Welcome to our 10th guest blog post. Today Dr. Joshua Niznik of the University of North Carolina will tell us about his work on overtreatment and deprescribing in nursing home residents in the US. Take it away!
Nursing Home Residents are a Priority Population for Deprescribing
It’s no secret that “medication overload”, or polypharmacy, is a highly prevalent problem in the older adult population. This problem is amplified in nursing homes, where around 2/3 of residents receive 10 or more medications daily.
And it’s not just about medication numbers. Among residents with dementia, more than half receive at least one medication with questionable benefit. These include medications that are not appropriate based on an individual’s goals of care, treatment targets, and remaining life expectancy, as well as the time until benefit of the medication. Due to their limited life expectancy, many nursing home residents also receive medications with uncertain long-term benefits. Swallowing problems are also common, further compromising the tolerability and appropriateness of medications.
Summing up: There is a clear need to reconcile medication use with goals of care that are specific to this medically complex population.
Cholinesterase inhibitors are among the most frequently prescribed medications with questionable benefit. While cholinesterase inhibitors might produce statistically significant improvements in cognition, the clinical significance of these benefits is uncertain. Moreover, there is limited evidence for continued benefit as individuals progress to severe stages of dementia.

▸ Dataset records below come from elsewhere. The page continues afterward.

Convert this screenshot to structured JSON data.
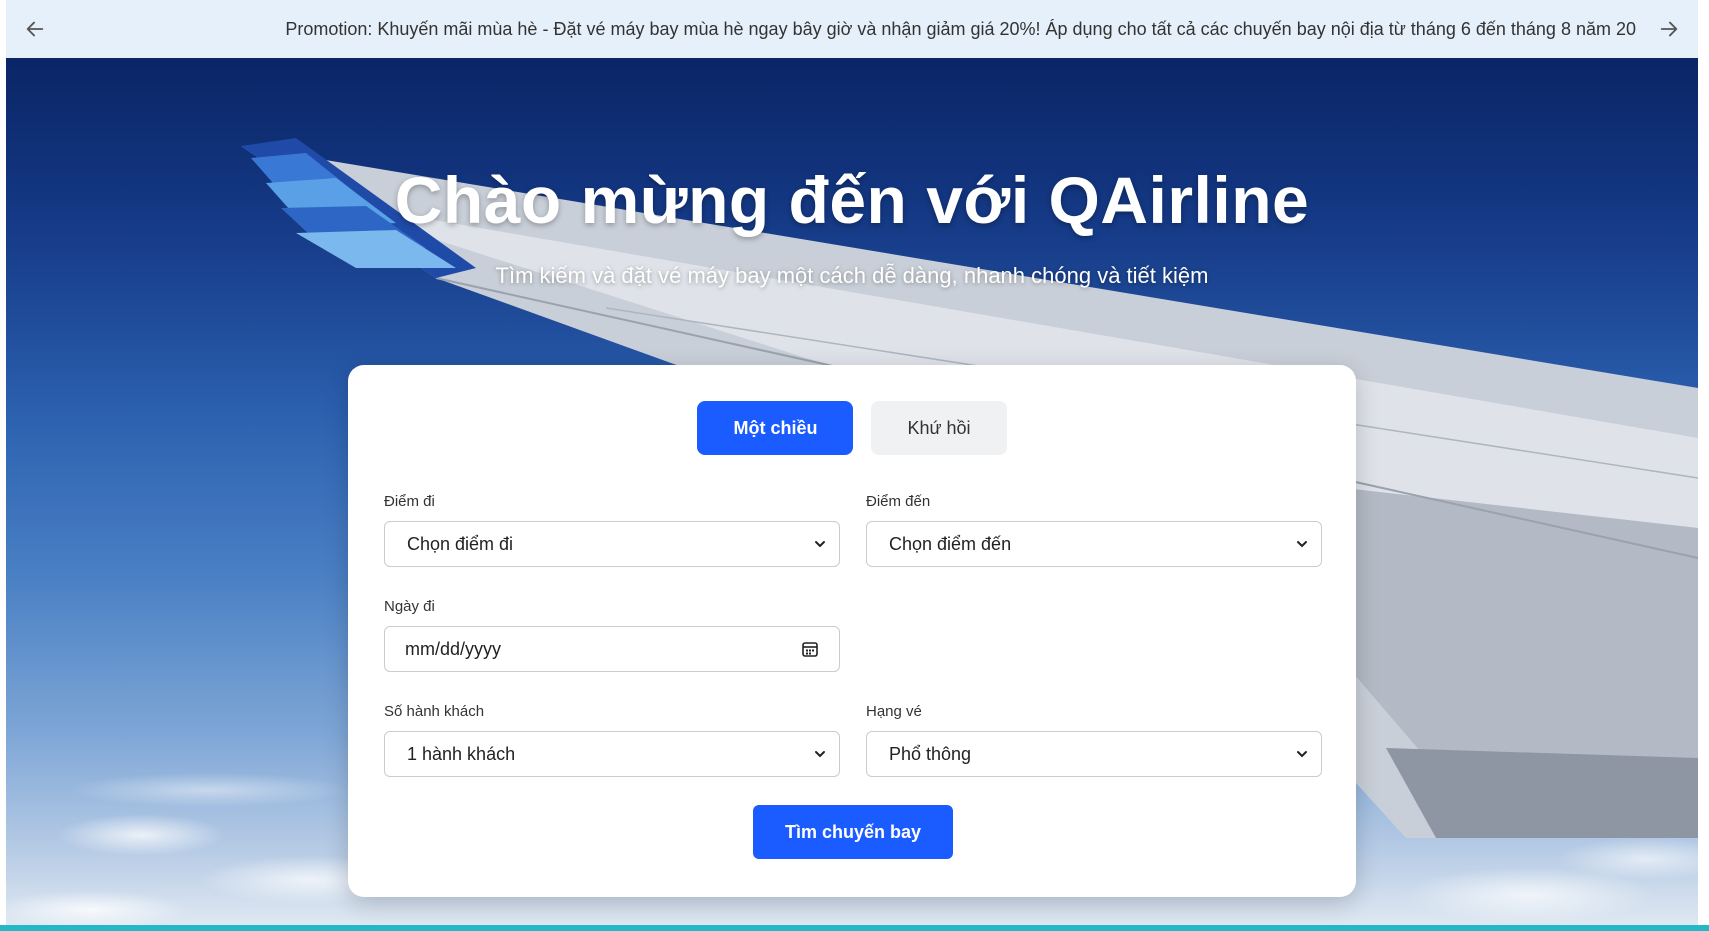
{
  "promo": {
    "text": "Promotion: Khuyến mãi mùa hè - Đặt vé máy bay mùa hè ngay bây giờ và nhận giảm giá 20%! Áp dụng cho tất cả các chuyến bay nội địa từ tháng 6 đến tháng 8 năm 20",
    "prev_icon": "arrow-left-icon",
    "next_icon": "arrow-right-icon"
  },
  "hero": {
    "title": "Chào mừng đến với QAirline",
    "subtitle": "Tìm kiếm và đặt vé máy bay một cách dễ dàng, nhanh chóng và tiết kiệm"
  },
  "search": {
    "tabs": [
      {
        "label": "Một chiều",
        "active": true
      },
      {
        "label": "Khứ hồi",
        "active": false
      }
    ],
    "origin": {
      "label": "Điểm đi",
      "value": "Chọn điểm đi"
    },
    "destination": {
      "label": "Điểm đến",
      "value": "Chọn điểm đến"
    },
    "departure_date": {
      "label": "Ngày đi",
      "placeholder": "mm/dd/yyyy",
      "icon": "calendar-icon"
    },
    "passengers": {
      "label": "Số hành khách",
      "value": "1 hành khách"
    },
    "ticket_class": {
      "label": "Hạng vé",
      "value": "Phổ thông"
    },
    "submit_label": "Tìm chuyến bay"
  },
  "colors": {
    "primary": "#1a5cff",
    "promo_bg": "#e6f0fb",
    "tab_inactive_bg": "#f0f1f3",
    "bottom_strip": "#22b8c8"
  }
}
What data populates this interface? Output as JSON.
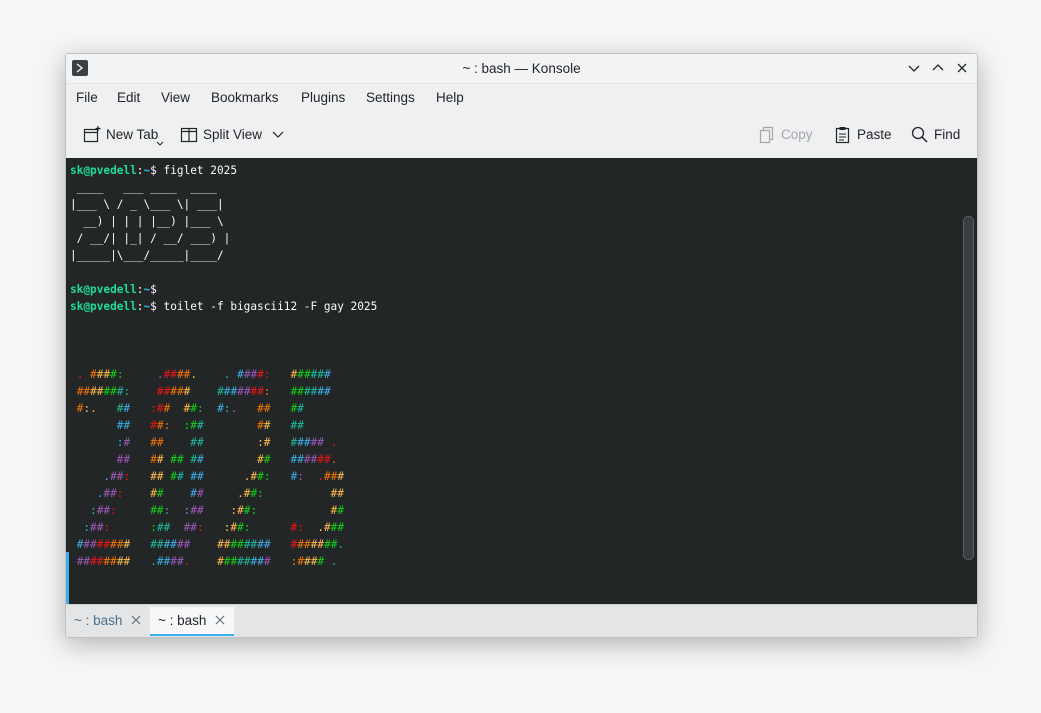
{
  "window": {
    "title": "~ : bash — Konsole"
  },
  "menu": {
    "items": [
      "File",
      "Edit",
      "View",
      "Bookmarks",
      "Plugins",
      "Settings",
      "Help"
    ]
  },
  "toolbar": {
    "new_tab": "New Tab",
    "split_view": "Split View",
    "copy": "Copy",
    "paste": "Paste",
    "find": "Find"
  },
  "terminal": {
    "prompt_user": "sk@pvedell",
    "prompt_sep": ":",
    "prompt_path": "~",
    "prompt_symbol": "$",
    "cmd1": " figlet 2025",
    "cmd2": "",
    "cmd3": " toilet -f bigascii12 -F gay 2025",
    "figlet": [
      " ____   ___ ____  ____",
      "|___ \\ / _ \\___ \\| ___|",
      "  __) | | | |__) |___ \\",
      " / __/| |_| / __/ ___) |",
      "|_____|\\___/_____|____/"
    ],
    "toilet": [
      " . ####:     .####.    . ####:   ######",
      " #######:    #####    #######:   ######",
      " #:.   ##   :##  ##:  #:.   ##   ##",
      "       ##   ##:  :##        ##   ##",
      "       :#   ##    ##        :#   ##### .",
      "       ##   ## ## ##        ##   ######.",
      "     .##:   ## ## ##      .##:   #:  .###",
      "    .##:    ##    ##     .##:          ##",
      "   :##:     ##:  :##    :##:           ##",
      "  :##:      :##  ##:   :##:      #:  .###",
      " ########   ######    ########   #######.",
      " ########   .####.    ########   :#### ."
    ],
    "toilet_colors": [
      "c-r",
      "c-o",
      "c-y",
      "c-g",
      "c-c",
      "c-b",
      "c-m"
    ]
  },
  "tabs": [
    {
      "label": "~ : bash",
      "active": false
    },
    {
      "label": "~ : bash",
      "active": true
    }
  ]
}
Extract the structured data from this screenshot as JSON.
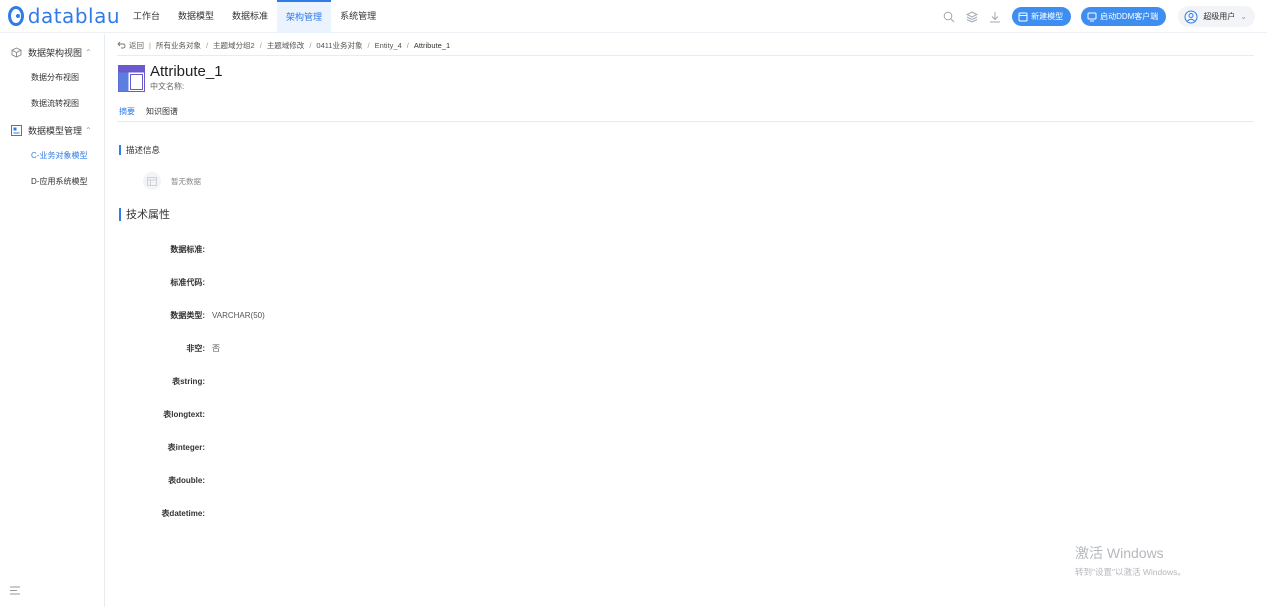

Cholinesterase inhibitors are ripe for the picking when it comes to deprescribing, particularly considering the harmful adverse effects associated with these medications (e.g. GI upset, bradycardia, falls).
Deprescribing dementia medications
In collaboration with investigators from the University of Pittsburgh, the University of North Carolina, and the VA Pittsburgh Health System, we conducted a series of longitudinal analyses examining patterns and outcomes associated with deprescribing cholinesterase inhibitors in a sample of Medicare nursing home residents with severe dementia. Here’s what we found:
- Over a 1-year period, the cumulative incidence of deprescribing was just under 30% and was primarily driven by resident characteristics suggestive of poor prognosis.
- Contrary to concerns that may be expressed by providers, we found that deprescribing was not associated with a worsening of behavioural symptoms, nor was it associated with an increase in the use of antipsychotic medications to head off the emergence of these symptoms.
- Deprescribing was not associated with an increased likelihood for all-cause negative events and was actually associated with a reduced likelihood for serious falls and fractures – potentially as a result of reduced incidence of medication-induced bradycardia.
Taken together, our findings suggest that deprescribing cholinesterase inhibitors are a safe strategy to reduce medication burden and potential medication-induced adverse events in nursing home residents with severe dementia.
Addressing overtreatment of chronic conditions
Deprescribing medications with questionable effectiveness seems intuitive. However, overtreatment of chronic conditions such as diabetes, hypertension, and hyperlipidemia is an equally important issue. This is particularly relevant in the nursing home, where the reduced life expectancy of this population may preclude any long-term preventive benefits that would be gained from stringent treatment goals.
Dr. Carolyn Thorpe (University of North Carolina Eshelman School of Pharmacy and VA Pittsburgh Center for Health Equity Research and Promotion) is leading a series of investigations examining potential overtreatment of diabetes, hypertension, hyperlipidemia, and aspirin use among Veteran nursing home residents with severe dementia and/or reduced life expectancy.
In the first study, we identified that more than 40% of residents were potentially overtreated for diabetes, yet less than half of overtreated individuals eventually had their treatment regimen de-intensified. Deintensification of diabetes medications was more strongly associated with low HbA1c values and use of medications with high risk for hypoglycemia, rather than other resident characteristics.
The second study, led by Dr. Sydney Springer, identified that approximately 25% of residents discontinued aspirin for secondary prevention. Multiple specific markers of poor prognosis were associated with a greater likelihood of discontinuation of aspirin.
The findings of both studies suggest an awareness of the limited benefit of these medications for individuals approaching end of life, but future studies are needed to determine the implications of deprescribing on outcomes.
Our group has also conducted analyses examining patterns of overtreatment and deintensification of statins and antihypertensives, which are currently in press at the Journal of the American Geriatrics Society and the Journal of the American Medical Directors Association, respectively. As an extension of our work, we are currently conducting analyses to examine outcomes following deintensification of diabetes, antihypertensive, and statin regimens in this population – more to come soon!
Deprescribing in nursing homes – lots of work to do
There seems to be a lot of opportunity for deprescribing in the nursing home setting. Although our findings suggest that deprescribing is occurring in real-world clinical practice, there is still room for improvement. Interventions to increase the uptake and implementation of deprescribing as the standard of care in this population are needed. Future studies are also needed to determine the benefits and potential harms of deprescribing medications of questionable benefit in older adults. Observational studies leveraging existing data from electronic health records or health insurance claims, such as those described here, can be useful for generating the much-needed evidence to justify the safety of deprescribing.